Non-vernalization requirement for flowering in Brassica rapa conferred by a dominant allele of FLOWERING LOCUS T.

KEY MESSAGE: We identified and characterized a dominant FT allele for flowering without vernalization in Brassica rapa, while demonstrating its potential for deployment in breeding to accelerate flowering in various Brassicaceae crops. Controlling the timing of flowering is key to improving yield and quality of several agricultural crops including the Brassicas. Many Brassicaceae crops possess a conserved flowering mechanism in which FLOWERING LOCUS C (FLC) represses the transcription of flowering activators such as FLOWERING LOCUS T (FT) during vernalization. Here, we employed genetic analysis based on next-generation sequencing to identify a dominant FT allele, BraA.FT.2-C, for flowering in the absence of vernalization in the Brassica rapa cultivar 'CHOY SUM EX CHINA 3'. BraA.FT.2-C harbors two large insertions upstream of its coding region and is expressed without vernalization, despite FLC expression.
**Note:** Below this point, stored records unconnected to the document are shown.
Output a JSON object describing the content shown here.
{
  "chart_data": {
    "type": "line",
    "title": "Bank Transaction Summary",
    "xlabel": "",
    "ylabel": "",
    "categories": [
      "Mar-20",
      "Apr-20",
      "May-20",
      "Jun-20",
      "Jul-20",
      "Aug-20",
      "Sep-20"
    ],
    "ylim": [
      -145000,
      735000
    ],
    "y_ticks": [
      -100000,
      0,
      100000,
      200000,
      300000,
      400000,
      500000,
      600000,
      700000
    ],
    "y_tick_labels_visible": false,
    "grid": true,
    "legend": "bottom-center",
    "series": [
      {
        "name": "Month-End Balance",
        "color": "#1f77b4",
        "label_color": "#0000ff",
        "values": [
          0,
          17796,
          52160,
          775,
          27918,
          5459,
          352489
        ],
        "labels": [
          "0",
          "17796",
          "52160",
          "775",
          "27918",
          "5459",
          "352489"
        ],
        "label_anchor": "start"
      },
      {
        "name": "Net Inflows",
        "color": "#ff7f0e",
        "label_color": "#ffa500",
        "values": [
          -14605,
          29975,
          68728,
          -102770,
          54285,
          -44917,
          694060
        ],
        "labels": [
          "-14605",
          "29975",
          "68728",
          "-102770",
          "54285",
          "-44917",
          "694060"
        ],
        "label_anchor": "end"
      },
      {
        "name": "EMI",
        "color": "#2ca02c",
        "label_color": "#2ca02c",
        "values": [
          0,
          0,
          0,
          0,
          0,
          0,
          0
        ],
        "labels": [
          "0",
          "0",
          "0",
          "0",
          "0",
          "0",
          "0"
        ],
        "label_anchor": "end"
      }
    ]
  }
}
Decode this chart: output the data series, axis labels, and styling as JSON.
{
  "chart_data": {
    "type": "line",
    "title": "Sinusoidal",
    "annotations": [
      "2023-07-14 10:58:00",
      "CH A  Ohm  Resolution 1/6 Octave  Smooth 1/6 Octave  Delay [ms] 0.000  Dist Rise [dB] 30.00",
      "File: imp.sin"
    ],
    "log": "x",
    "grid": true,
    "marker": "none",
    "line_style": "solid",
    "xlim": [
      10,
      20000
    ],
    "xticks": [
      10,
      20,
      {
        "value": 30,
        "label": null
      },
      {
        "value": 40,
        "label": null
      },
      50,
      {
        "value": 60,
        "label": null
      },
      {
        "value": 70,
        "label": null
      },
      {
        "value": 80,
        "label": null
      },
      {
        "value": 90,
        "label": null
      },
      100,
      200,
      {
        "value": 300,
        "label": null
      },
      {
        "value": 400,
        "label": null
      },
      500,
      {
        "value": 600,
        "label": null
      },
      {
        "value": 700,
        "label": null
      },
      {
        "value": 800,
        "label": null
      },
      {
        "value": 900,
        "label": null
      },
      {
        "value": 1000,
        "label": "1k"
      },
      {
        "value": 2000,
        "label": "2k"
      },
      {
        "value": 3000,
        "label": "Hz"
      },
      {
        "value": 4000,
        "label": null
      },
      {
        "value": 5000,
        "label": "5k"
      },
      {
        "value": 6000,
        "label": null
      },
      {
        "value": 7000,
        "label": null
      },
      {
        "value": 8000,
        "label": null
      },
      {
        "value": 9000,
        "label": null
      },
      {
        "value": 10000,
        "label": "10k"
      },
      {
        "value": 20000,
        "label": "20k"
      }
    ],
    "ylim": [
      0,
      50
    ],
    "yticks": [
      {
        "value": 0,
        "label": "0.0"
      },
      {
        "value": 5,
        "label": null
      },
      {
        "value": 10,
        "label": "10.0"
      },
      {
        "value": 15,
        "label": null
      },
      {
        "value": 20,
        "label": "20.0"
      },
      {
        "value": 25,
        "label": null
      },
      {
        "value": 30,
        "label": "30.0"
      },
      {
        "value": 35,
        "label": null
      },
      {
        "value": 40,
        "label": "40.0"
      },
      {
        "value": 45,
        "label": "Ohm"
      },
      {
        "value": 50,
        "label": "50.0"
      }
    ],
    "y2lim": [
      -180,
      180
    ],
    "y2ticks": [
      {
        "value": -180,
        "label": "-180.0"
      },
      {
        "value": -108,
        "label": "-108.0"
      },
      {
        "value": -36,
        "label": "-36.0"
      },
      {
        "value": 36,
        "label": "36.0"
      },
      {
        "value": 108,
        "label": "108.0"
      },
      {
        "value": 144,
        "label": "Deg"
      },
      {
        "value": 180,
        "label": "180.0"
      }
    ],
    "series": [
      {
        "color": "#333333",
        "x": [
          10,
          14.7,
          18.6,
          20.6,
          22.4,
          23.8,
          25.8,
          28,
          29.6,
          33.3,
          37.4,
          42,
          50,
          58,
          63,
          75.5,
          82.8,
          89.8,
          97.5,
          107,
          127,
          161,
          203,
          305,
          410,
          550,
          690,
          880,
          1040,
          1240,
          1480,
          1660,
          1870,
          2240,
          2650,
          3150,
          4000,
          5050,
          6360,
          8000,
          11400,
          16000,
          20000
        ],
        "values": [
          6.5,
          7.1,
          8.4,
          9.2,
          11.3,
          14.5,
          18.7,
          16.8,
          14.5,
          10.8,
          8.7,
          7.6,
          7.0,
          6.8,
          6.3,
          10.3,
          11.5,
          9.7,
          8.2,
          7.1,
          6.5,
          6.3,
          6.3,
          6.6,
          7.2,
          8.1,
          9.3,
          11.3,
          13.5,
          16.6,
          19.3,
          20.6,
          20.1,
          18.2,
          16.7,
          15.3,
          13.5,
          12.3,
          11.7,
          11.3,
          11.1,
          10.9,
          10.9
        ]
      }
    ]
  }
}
We show that BraA.FT.2-C offers an opportunity to introduce flowering without vernalization requirement into winter-type brassica crops, including B. napus, which have many functional FLC paralogs. Furthermore, we demonstrated the feasibility of using B. rapa harboring BraA.FT.2-C as rootstock for grafting to induce flowering in radish (Raphanus sativus), which requires vernalization for flowering. We believe that the ability of BraA.FT.2-C to overcome repression by FLC can have significant applications in brassica crops breeding to increase yields by accelerating or delaying flowering.